5 Nyeri Tubuh yang Menandakan Gejala Serangan Jantung

  • Share



loading…

Nyeri tubuh bisa menandakan gejala serangan jantung yang harus diwaspadai. Rasa nyeri yang muncul terbilang bervariasi, mulai dari nyeri dada parah yang khas. Foto/Unity Point Health

JAKARTA Nyeri tubuh bisa menandakan gejala serangan jantung yang harus diwaspadai. Rasa nyeri yang muncul pun terbilang bervariasi, mulai dari nyeri dada parah yang khas, nyeri ringan yang tidak khas, hingga terkadang tidak nyeri sama sekali.

Namun, tidak semua nyeri tubuh mengindikasikan gejala serangan jantung . Jenis nyeri tertentu, terutama bila dialami bersamaan dengan gejala lain, bisa menjadi tanda peringatan potensial. Penting untuk diingat bahwa gejala serangan jantung muncul secara berbeda pada setiap orang.

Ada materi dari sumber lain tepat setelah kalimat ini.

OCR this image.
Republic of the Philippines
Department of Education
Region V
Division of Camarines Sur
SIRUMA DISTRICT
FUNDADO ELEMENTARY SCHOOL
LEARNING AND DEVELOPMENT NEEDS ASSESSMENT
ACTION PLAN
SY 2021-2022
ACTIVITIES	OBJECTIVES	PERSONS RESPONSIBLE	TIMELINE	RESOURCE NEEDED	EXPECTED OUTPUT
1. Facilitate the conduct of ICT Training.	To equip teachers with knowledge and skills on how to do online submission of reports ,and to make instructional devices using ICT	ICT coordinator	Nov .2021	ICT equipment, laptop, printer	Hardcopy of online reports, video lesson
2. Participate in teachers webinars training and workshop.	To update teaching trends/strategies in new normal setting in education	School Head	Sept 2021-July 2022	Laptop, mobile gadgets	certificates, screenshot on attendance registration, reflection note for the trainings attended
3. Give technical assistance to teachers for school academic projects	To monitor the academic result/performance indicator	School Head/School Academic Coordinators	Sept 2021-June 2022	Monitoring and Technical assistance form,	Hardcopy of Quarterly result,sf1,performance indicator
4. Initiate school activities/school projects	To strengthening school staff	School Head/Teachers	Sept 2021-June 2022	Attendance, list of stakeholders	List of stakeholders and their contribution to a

Sehingga tidak semua orang mengalaminya dengan cara yang sama. Jika seseorang mengalami gejala-gejala ini, terutama jika gejalanya parah atau terus-menerus atau disertai dengan berkeringat, pusing, dan rasa cemas, ia harus segera mencari pertolongan medis.

Nyeri Tubuh yang Menandakan Gejala Serangan Jantung

Berikut lima jenis nyeri tubuh yang mengindikasikan gejala serangan jantung dilansir dari Times of India, Jumat (31/5/2024).

1. Nyeri Dada

Gejala serangan jantung yang paling umum adalah nyeri atau ketidaknyamanan dada. Ini biasanya terasa seperti tekanan, sesak, diremas, atau berat. Nyeri bisa terjadi di sisi kiri atau tengah dada.

2. Nyeri Lengan

Nyeri atau ketidaknyamanan pada salah satu atau kedua lengan, seringkali menjalar dari dada ke lengan kiri, merupakan tanda lain dari serangan jantung. Terkadang rasa sakit bisa menjalar ke bahu dan punggung.

3. Sakit Tenggorokan dan Rahang

Beberapa orang mengalami sakit di tenggorokan atau rahang bawah, terutama saat berjalan atau berolahraga. Kondisi ini terasa seperti sakit gigi, sensasi tercekik, atau tekanan di leher.

4. Sakit Perut

Nyeri di perut bagian atas terkadang bisa mengindikasikan serangan jantung. Kondisi ini digambarkan seperti nyeri, sesak, atau tertekan dan berhubungan dengan muntah.

5. Tidak Menimbulkan Rasa Sakit

Sekitar 10 persen serangan jantung dapat menyebabkan rasa sakit yang sangat ringan atau bahkan tidak menimbulkan rasa sakit sama sekali. Hal ini disebut silent myocardial ischemia dan lebih sering terjadi pada penderita diabetes, orang lanjut usia, dan pasien neuropati.